— Господи, так это же… — пробормотал незнакомец и нахмурился, отводя взгляд от устрашающего фамильного символа.
Немного помедлив, он постучался в дверь. Через мгновенье она распахнулась и беззвучно затворилась за его спиной.
— …Итак, синьор Фьезоле, я сделала для вас все, что могла. В плену у арабских варваров мучается много добрых христиан. Я не в силах помочь им всем. Но вам оказала милость и заплатила две тысячи дукатов за ваше освобождение.
Хрупкая молодая женщина в трауре указала гостю на кресло. Фьезоле послушно сел.
— Нет-нет, дело вовсе не в деньгах! — продолжала она, нервно теребя кружевной платок и наблюдая, как слуга в золоченой ливрее принимает у гостя плащ. — Но я с нетерпением жду, что вы обнадежите меня…
Хозяйка дома — княгиня Клаудиа Гримальди — сидела у инкрустированного позолотой бюро с письменными принадлежностями. Очевидно, до появления гостя она что-то писала, поскольку чернила на бумаге еще поблескивали.
Княгиня была необычайно красива и величественна. Она сидела, чуть откинув назад свою прелестную голову, сложив на коленях маленькие руки с нервными пальцами. Густые каштановые волосы выгодно оттеняли нежную белизну кожи. Заплетенные в косы, они были уложены в величественную «корону», украшенную шелковым шнуром.
«Должно быть, она уроженка севера — Милана или Флоренции, — рассуждал Фьезоле. — В этом случае она может оказаться моей землячкой или даже дальней родственницей. Но если она все-таки венецианка, то, конечно же, самых благородных кровей».
Необычайно бледное лицо синьоры Клаудии и лихорадочный блеск в глазах невольно напомнили гостю рассказ гондольера о недавнем визите лекаря.

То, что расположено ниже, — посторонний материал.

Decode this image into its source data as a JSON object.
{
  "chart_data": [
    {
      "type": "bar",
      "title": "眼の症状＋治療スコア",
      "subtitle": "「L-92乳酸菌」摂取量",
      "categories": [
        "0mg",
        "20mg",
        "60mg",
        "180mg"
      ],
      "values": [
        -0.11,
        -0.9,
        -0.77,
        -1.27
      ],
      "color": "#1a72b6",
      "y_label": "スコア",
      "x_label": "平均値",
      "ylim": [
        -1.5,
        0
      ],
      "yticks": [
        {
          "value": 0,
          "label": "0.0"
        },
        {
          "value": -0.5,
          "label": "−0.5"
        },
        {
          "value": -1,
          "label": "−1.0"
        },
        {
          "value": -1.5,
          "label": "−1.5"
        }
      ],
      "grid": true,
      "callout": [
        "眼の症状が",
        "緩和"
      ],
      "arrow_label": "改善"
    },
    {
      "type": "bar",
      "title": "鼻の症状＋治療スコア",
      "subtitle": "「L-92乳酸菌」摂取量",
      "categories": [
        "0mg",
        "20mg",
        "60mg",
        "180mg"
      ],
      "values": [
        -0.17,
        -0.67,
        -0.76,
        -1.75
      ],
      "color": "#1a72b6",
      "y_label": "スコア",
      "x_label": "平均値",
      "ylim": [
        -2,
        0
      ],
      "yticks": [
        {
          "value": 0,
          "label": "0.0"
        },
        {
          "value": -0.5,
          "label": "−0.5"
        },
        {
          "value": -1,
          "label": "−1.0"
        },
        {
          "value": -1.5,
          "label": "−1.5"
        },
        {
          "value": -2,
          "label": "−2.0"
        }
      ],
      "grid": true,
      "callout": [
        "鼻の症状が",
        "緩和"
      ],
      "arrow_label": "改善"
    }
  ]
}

— Вам нездоровится, княгиня?
— Не стоит об этом, Фьезоле. Перейдем поскорее к делу! Я, как вы знаете, выполнила свои обязательства. Теперь ваш черед…
В огромных карих глазах с длинными ресницами застыло ожидание. Красивые руки едва заметно дрожали.
— Думаю, у вас нет оснований не доверять мне, — ответил Фьезоле, — раз я нахожусь здесь, перед вашими очами. Поверьте, я лишь исполняю долг перед своей совестью и Господом Богом.
— В таком случае простите мне мое нетерпение. Но вы должны понять меня… Я не нахожу себе места с тех пор, как мне принесли вашу записку. Трудно представить, что этот клочок бумаги проделал путь из Туниса сюда, в Венецию… Он — словно послание с того света, словно весточка из небытия.
Она взглянула на лежавший перед ней лист бумаги.
— Вот видите, я пишу прошение за прошением в Большой Совет в надежде, что мне, наконец, сообщат что-нибудь об исчезновении моего мужа, но получаю лишь одни жалкие отписки… — Княгиня тяжко вздохнула. — Ведь должны же найтись какие-то свидетели! Не поверю, чтобы исчезновение большой каравеллы могло остаться незамеченным.